Where did he take it? The answer, commentator Rob Kapilow tells Performance Today host Fred Child, can be found in a tiny, quiet prelude called Footsteps in the Snow.

Even before the first note is heard, Kapilow says the Debussy spell has already been cast — not only in the prelude's evocative title, but also in the descriptive instructions the composer inscribed on the manuscript: "This rhythm must have the sonorous value of a landscape sad and frozen."

The Quiet Radical

Debussy's prelude, with its quiet, snowbound character, was radical when it appeared in 1910.

"We tend to think of radical obsession as something loud, like Beethoven," Kapilow says. "But you can be radically obsessed in a quiet landscape, as well."

"All we have, basically, in this piece is a study of two footsteps — left and right. And the amazing thing is what's going to happen with that. In just these two tiny footsteps, Debussy manages to hear a complete universe."

Trudging through the snowy landscape, the listener hears Debussy's repeated alternating chords — left foot, right foot. It almost seems too simple.

"You know, the Buddhists say that if you look closely enough at a single leaf you can see the whole world," Kapilow says. "And the same thing is true here. If you look closely enough at the two frozen footsteps, you can see the whole world."

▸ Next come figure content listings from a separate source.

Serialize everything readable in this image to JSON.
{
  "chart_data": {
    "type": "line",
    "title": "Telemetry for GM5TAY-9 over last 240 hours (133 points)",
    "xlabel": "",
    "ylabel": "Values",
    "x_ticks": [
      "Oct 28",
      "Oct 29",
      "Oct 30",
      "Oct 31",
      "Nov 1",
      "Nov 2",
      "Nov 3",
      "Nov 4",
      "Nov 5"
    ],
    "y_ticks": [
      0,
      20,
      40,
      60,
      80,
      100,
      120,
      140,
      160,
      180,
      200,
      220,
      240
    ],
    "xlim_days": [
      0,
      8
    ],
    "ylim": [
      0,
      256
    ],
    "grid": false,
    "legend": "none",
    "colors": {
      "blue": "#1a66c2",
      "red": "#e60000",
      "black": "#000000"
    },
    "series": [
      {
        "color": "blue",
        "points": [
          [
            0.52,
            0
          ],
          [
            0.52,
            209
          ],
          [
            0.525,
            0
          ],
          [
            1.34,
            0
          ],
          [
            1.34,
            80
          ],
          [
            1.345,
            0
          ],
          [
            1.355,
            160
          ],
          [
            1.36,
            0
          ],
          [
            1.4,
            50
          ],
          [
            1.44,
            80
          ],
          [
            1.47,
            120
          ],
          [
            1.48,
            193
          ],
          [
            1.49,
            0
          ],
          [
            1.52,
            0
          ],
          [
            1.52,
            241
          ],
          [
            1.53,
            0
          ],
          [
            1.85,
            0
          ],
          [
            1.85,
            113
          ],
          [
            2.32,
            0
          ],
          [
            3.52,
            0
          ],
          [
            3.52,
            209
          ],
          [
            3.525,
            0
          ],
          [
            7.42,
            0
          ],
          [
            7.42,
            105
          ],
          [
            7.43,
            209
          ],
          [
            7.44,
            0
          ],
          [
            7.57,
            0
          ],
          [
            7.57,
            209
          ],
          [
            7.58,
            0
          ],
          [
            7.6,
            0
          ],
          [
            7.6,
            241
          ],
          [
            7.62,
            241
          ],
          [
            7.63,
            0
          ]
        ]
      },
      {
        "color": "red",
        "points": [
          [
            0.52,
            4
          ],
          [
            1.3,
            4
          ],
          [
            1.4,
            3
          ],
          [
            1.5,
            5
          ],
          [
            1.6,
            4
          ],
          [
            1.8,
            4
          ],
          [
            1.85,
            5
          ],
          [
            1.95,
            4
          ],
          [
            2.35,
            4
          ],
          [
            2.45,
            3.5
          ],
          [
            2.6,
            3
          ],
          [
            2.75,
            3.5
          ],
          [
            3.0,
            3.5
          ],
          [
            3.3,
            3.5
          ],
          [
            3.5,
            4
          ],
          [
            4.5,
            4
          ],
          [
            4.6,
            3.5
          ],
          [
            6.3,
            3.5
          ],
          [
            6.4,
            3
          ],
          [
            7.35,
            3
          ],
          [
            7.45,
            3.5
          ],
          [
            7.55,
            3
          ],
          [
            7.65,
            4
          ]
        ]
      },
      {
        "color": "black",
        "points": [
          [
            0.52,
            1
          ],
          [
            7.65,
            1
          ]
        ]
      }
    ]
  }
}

By subtly altering the chords of the footsteps, Kapilow says, Debussy gradually shifts the mood. First, a bare world, with the simplest chords. Then he warms it slightly before adding tension.

At a high point in the piece, Kapilow says that Debussy takes the obsession one step further.

"We hear only the right foot, eight times in a row; we're stuck," he says. "Amazingly, what you get is a melody on top of this obsession. But the wonderful thing we all know about obsessions is how magical it is when they finally stop."

A Melody, Exposed

Debussy removes the footsteps for a moment to expose the melody, allowing the music to thaw while opening up a new world.

"We discover what's possible when we leave our obsessions behind," Kapilow says. "The same melody floats higher and higher; we've never been up here."

The final four ethereal footsteps lie in the very top of the upper register.

"We're in hallucinatory realms, here," Kapilow says. Debussy holds the chord, it dies away and then the strangest chord appears — the only home chord of the piece.

"It's home," Kapilow says, "but it hasn't resolved. You've come back to the beginning, but the beginning is the strangest place you've ever visited."